Together, these are at least a start to the trillions eventually needed to support the Global South in their energy transition and to address the devastating climate impacts affecting them.

What could have and should have been included in the COP28 agreement

2023 has been the hottest year in recorded history, and temperatures are only rising. And with fossil fuel companies planning to increase production to fulfill many countries’ reliance on fossil fuels, the phaseout is going to be a long, complicated process. There will need to be drastic amendments in the global financial system to scale up renewable energy, energy efficiency technologies and changes in other sectors including agriculture, conservation, and waste.

There was a lot of great work and language developed at COP28 that unfortunately was not incorporated into the final agreement. Representatives have been encouraged to form economy-wide emission reduction targets to keep global warming within a limit increase of 1.5°C by 2025. Plans should cover all greenhouse gasses and sectors with a focus on climate finance, as it is the backbone of climate change efforts. There are even talks of tripling the capacity to produce renewable energy and doubling energy efficiency improvements by 2030, leaving environmentalists and climate change activists hopeful of the next few years.

In negotiations, the Council stressed a number of ways to stay within the limit increase of 1.5°C. First, there needs to be a scale up in mobilizing finance for climate action. More funding will allow for a global phase out of fossil fuels and its subsidies to diminish our reliance on non-renewable energy sources. They also called for “all parties to make greater efforts to integrate climate change adaptation and resilience into existing policies and programs” in order to make sustainability a way of life, not a short term solution.

While these demands were not included in the final document, most world leaders are now recognizing (even if not implementing) the fundamental changes needed in our system if we are going to save the planet. The EU is determined to continue work with all parties outside of COP28. They hope to discuss implementation of climate action specifically in agriculture and food security.

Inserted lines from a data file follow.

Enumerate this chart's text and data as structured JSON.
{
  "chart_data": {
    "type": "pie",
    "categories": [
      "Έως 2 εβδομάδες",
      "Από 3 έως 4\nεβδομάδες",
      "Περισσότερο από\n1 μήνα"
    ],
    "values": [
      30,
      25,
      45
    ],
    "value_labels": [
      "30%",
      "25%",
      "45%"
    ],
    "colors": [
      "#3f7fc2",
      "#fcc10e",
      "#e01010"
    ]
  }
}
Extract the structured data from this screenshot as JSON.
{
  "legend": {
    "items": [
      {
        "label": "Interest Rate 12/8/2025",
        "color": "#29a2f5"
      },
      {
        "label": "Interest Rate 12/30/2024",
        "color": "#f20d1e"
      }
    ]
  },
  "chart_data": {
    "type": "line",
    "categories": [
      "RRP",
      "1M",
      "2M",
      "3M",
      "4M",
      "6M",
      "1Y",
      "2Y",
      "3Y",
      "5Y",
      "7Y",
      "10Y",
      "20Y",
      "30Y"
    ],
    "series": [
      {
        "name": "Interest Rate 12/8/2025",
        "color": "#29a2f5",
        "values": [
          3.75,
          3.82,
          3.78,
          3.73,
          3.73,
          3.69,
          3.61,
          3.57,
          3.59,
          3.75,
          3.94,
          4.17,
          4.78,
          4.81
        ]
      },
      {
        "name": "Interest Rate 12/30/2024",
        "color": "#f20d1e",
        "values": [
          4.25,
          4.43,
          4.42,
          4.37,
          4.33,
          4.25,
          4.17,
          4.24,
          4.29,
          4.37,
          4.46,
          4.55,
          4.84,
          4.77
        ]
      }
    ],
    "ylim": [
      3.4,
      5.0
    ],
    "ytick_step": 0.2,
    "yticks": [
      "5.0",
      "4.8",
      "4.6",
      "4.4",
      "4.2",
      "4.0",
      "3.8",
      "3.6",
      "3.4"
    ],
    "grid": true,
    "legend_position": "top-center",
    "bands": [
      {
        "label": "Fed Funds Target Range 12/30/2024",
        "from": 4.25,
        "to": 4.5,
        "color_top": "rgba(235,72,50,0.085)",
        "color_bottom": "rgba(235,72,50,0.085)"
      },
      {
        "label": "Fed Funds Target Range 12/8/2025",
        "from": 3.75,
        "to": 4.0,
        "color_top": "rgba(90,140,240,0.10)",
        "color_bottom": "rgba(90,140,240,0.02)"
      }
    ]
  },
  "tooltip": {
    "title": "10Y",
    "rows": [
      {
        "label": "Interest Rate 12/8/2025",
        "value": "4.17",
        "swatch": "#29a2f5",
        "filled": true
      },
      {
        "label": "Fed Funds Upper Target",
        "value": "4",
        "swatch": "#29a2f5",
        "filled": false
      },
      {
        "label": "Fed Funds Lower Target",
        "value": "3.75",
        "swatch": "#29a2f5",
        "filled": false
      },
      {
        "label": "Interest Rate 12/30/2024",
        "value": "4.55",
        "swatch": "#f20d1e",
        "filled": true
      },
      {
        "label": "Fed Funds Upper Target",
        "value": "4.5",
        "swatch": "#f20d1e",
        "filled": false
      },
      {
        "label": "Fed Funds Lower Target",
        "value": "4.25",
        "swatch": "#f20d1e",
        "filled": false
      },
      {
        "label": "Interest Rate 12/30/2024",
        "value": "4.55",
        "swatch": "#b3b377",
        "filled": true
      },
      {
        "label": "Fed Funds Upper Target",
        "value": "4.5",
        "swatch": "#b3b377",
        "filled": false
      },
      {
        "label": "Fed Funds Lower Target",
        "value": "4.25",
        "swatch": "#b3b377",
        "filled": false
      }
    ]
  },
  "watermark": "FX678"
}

The Conclusion: There is still hope but we need to act

Even though most countries are off track on their progress for their Paris Agreement goals, this year’s agreement is an essential tool. After this consensus, representatives can effectively fight for policy change and amendments to current economic models that will ultimately lead to a more sustainable and equitable way of life for everyone. There is no easy solution for our current climate crisis, but the world’s governments are finally taking steps in the right direction.